La possibilité de négocier son parcours n’est pas partagée par tous les individus. Ce sont les jeunes ayant partiellement réussi qui ont profité le plus de cette possibilité. Les autres se conforment au service ou sont contraints de se plier aux exigences des organismes parrains (CLE, RESO).

De nombreux facteurs sont identifiés comme nuisant au processus de formation : difficultés d’apprentissage majeures, insécurité, inadéquation de la demande et de l’offre de service, nécessité de travailler durant les études, obligations familiales. Au-delà de ces facteurs nuisibles, les adultes mentionnant avoir bénéficié de soutien et d’encadrement durant le processus de formation sont plus nombreux à avoir atteint leurs objectifs ou à avoir modifié ceux-ci de façon à les atteindre. L’approche individualisée de résolution de problème préconisée par l’organisme RESO est appréciée par les adultes parrainés. Les CLE, quant à eux, offrent un encadrement à des adultes dont les objectifs sont définis.

Selon un point de vue largement partagé par les répondants, l’apport premier de la formation aux adultes est la possibilité d’accéder à un métier et ainsi, améliorer ses conditions de vie. Les adultes n’ayant pas progressé dans leurs objectifs mentionnent, eux, que les apports du passage concernent davantage la redécouverte de l’estime de soi.

Ce qui différencie les adultes qui ont atteint partiellement leurs objectifs de ceux qui ne les ont pas atteints est principalement le soutien reçu en amont de la formation ou durant celle-ci. Ils vivent sensiblement les mêmes difficultés, mais certains individus ont eu accès à des ressources facilitant la mise en place de meilleures conditions d’apprentissage. Leurs espoirs de réussite sont donc plus importants et contribuent à stimuler la motivation et la persévérance dans la poursuite du projet éducatif. Enfin, les abandons sont souvent temporaires et planifiés.
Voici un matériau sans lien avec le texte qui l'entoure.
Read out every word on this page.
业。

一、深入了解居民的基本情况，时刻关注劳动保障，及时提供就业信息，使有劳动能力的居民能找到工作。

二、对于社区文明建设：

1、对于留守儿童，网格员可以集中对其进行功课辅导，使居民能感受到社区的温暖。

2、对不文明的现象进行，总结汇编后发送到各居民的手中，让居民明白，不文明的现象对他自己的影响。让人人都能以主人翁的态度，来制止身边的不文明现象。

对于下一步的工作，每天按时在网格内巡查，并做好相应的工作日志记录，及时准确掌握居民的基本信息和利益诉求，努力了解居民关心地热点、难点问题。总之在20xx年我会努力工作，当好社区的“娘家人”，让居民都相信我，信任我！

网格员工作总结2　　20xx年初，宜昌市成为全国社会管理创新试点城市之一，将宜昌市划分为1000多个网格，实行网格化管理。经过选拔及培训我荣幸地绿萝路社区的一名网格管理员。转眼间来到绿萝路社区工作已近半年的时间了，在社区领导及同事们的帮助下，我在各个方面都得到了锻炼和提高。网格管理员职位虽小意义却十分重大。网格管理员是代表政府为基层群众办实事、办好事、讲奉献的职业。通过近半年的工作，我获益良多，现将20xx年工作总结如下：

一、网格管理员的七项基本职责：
4) Le changement des pratiques. Pistes d’action envisagées par les auteurs

À la lumière des informations précédentes, voici les pistes d’action envisagées par les auteurs afin d’améliorer la réussite scolaire des adultes :

  • Fournir plus de ressources aux services d’accueil afin de bien informer les apprenants sur les différentes possibilités de parcours, clarifier le projet professionnel et stimuler l’espoir et la motivation.
  • Bonifier l’aide financière aux individus désireux de retourner à l’école.
  • Fournir davantage de ressources aux services d’accompagnement et de soutien dans l’expression de la demande. Rendre plus flexible les critères d’accessibilité de ces programmes.
  • Permettre davantage la négociation du projet éducatif pour que celui-ci soit conforme aux besoins exprimés par les individus. Rendre plus flexible l’organisation du contenu, le choix des options de cours, le rythme d’apprentissage et la reconnaissance des équivalences pour les immigrants.
  • Organiser un meilleur système de relance étant donné que de nombreux cas de décrochages ne sont, en réalité, que des interruptions temporaires des études.
  • Offrir davantage aux apprenants la possibilité des tests d’équivalence afin d’accélérer le processus.
  • Réduire le nombre d’élèves par classe afin de donner la possibilité à l’enseignant de se consacrer davantage à l’écoute des besoins individuels, au suivi systématique des apprentissages et l’encadrement psychosocial.
  • Prendre en considération, au-delà des objectifs institutionnels, les notions de réalisation de soi et de réussite éducative. Favoriser le plaisir d’apprendre et cultiver l’autonomie des adultes en reconnaissant et valorisant les motivations personnelles de l’individu à effectuer un retour aux études; d’où la nécessité de favoriser l’appropriation du projet éducatif par l’individu en permettant la négociation de ses conditions.
  • Favoriser chez l’individu une réflexion visant à produire du sens quant à la poursuite du projet éducatif.
  • Favoriser l’empathie intellectuelle envers les apprenants sans baisser les critères de réussite ni engager une thérapie occupationnelle.
  • Instaurer des politiques de concertation avec les instances de développement régional, les maisons de la culture, les bibliothèques.
  • Démocratiser davantage Internet serait aussi une solution à envisager de même que faciliter la reconnaissance et l’implantation des CEA dans les milieux de vie.